A vantagem do Vasco



Andrezinho é um das armas do Vasco (Foto: Carlos Gregorio Junior/Vasco)

Andrezinho é um das armas do Vasco (Foto: Carlos Gregorio Junior/Vasco)

Todos os ingressos vendidos em menos de um dia. Torcedores formando filas nas bilheterias na noite anterior ao início das vendas. A confiança da torcida vascaína no bicampeonato estadual é grande e justificável, afinal, o time está invicto, tem a vantagem do empate, um retrospecto positivo e já deixou para trás a novela da possível saída de Jorginho. Mas será necessário ter cautela. Uma coisa é o otimismo dos torcedores, justo e merecido, outra coisa é deixar que o clima de ‘oba-oba’ afete o elenco.

O Botafogo tem sido o adversário do Rio mais difícil a ser batido pelo Cruz-Maltino. Mesmo tendo vencido a primeira partida, a equipe teve dificuldades para parar o veloz ataque botafoguense, que desperdiçou boas chances. Não foram poucas as oportunidades em que Ribamar e Salgueiro tiveram espaço e ficaram mano a mano com os zagueiros e até com Martin Silva.

Por ter a melhor campanha e ser o atual campeão, o Vasco entrou em campo com muita vontade de vencer, mas pouca organização. O time assumiu o papel de ‘favorito’. Com os dois laterais avançando simultaneamente em muitos casos (ver imagens abaixo), Rodrigo e Luan ficaram expostos à contra-ataques perigosos, que só não foram convertidos em gols graças as defesas do uruguaio e a má pontaria alvinegra.

Madson e Júlio César sobem, com Julio dos e Jorge Henrique voltando para ajudar na saída de bola.
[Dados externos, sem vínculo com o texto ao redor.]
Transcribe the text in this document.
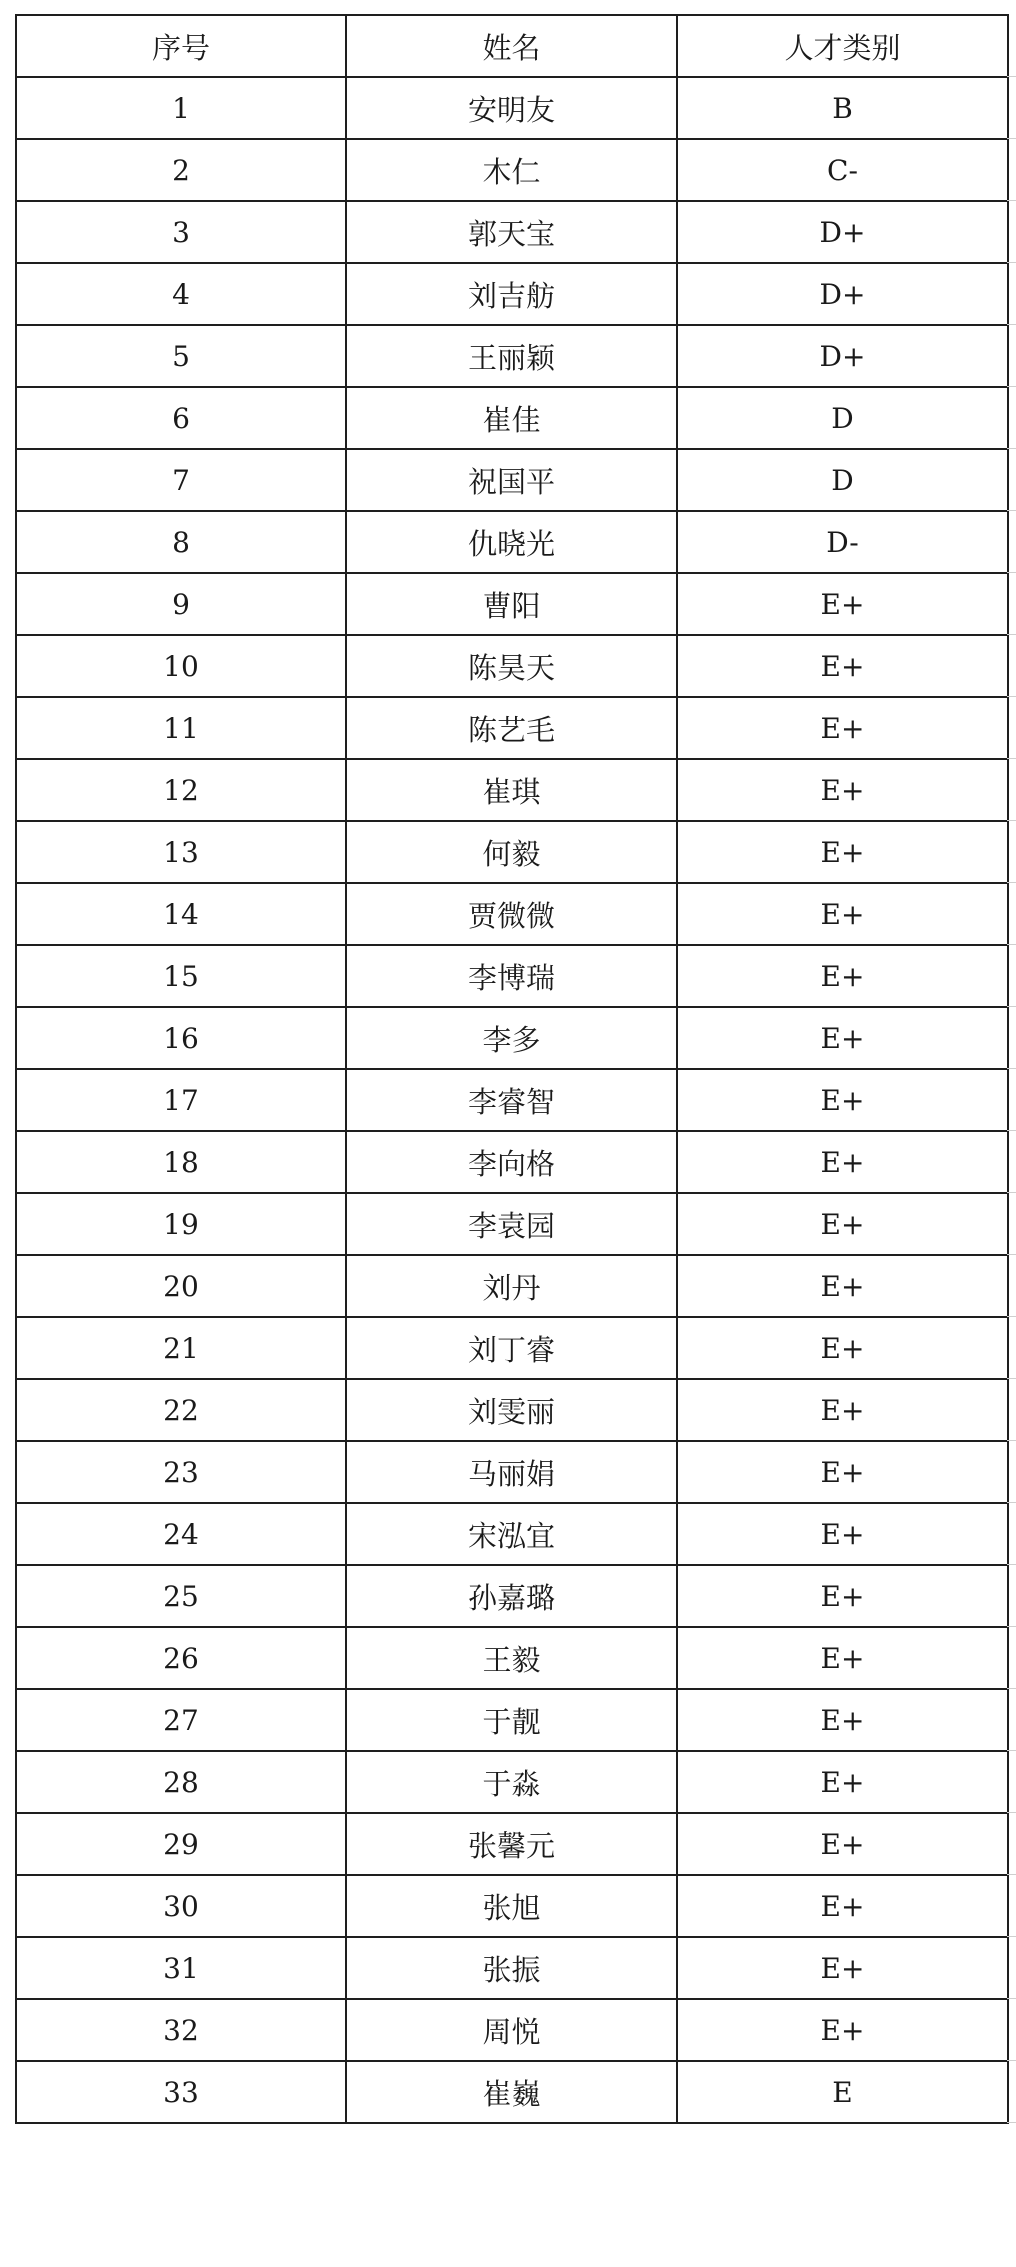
序号	姓名	人才类别
1	安明友	B
2	木仁	C-
3	郭天宝	D+
4	刘吉舫	D+
5	王丽颖	D+
6	崔佳	D
7	祝国平	D
8	仇晓光	D-
9	曹阳	E+
10	陈昊天	E+
11	陈艺毛	E+
12	崔琪	E+
13	何毅	E+
14	贾微微	E+
15	李博瑞	E+
16	李多	E+
17	李睿智	E+
18	李向格	E+
19	李袁园	E+
20	刘丹	E+
21	刘丁睿	E+
22	刘雯丽	E+
23	马丽娟	E+
24	宋泓宜	E+
25	孙嘉璐	E+
26	王毅	E+
27	于靓	E+
28	于淼	E+
29	张馨元	E+
30	张旭	E+
31	张振	E+
32	周悦	E+
33	崔巍	E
O Botafogo aperta, ganha e inicia a jogada aproveitando o espaço deixado pelo camisa 6. Do outro lado, Madson também já se preparava para cruzar a linha central

Madson e Júlio César sobem, com Julio dos Santos e Jorge Henrique voltando para ajudar na saída de bola. O Botafogo aperta, ganha e inicia a jogada aproveitando o espaço deixado pelo camisa 6. Do outro lado, Madson também já se preparava para cruzar a linha central. Na sequência, Martin Silva é obrigado a sair do gol, cobrir Rodrigo e cortar a jogada quase na entrada da área

 

Contra-ataque do Botafogo com amplo espaço pelas laterais da defesa vascaína

Contra-ataque do Botafogo com amplo espaço pelas laterais da defesa vascaína

Com a vantagem do empate, Jorginho poderá adotar uma proposta mais cautelosa, como vinha fazendo. Ao contrário do que propôs na primeira partida da decisão, quando tentou saídas rápidas pelas laterais – o que não deu certo -, o Vasco terá a possibilidade de voltar a cadenciar o jogo, com maior posse de bola e menos passes forçados.

No esquema tático, na prancheta, nada muda, mas na formação com a bola nos pés sim. Júlio César e Madson deverão participar mais da saída de bola, formando a primeira linha de quatro ao invés da segunda. Consequentemente, estarão mais próximos da defesa em caso de erro, o que deverá evitar longas corridas atrás do rápido ataque do Botafogo. Com menos campo para progressão, maior será a dificuldade para o Glorioso usar a velocidade.

Expor-se pouco vinha sendo uma das características do Vasco, que passou a correr mais riscos nas partidas finais em razão da ‘obrigatoriedade’ de vencer. Agora, com a responsabilidade em cima do adversário, Jorginho terá o duelo ao seu feitio, com brechas para contra-atacar e sem a necessidade de buscar o jogo o tempo todo. É a chance de jogar no erro do Bota, como fez a equipe de Ricardo Gomes no primeiro duelo, mas que pecou na finalização.

O Vasco de Jorginho não gosta da obrigação de atacar, o faz quando tem oportunidade. E, até então, com eficácia. Sem desorganizar.

Mais do que poder empatar, voltar a atuar da maneira que vinha dando certo será a principal vantagem do Vasco na decisão. Cautela e eficiência são as tônicas do trabalho de Jorginho em São Januário até o momento. Precisará ainda mais na final.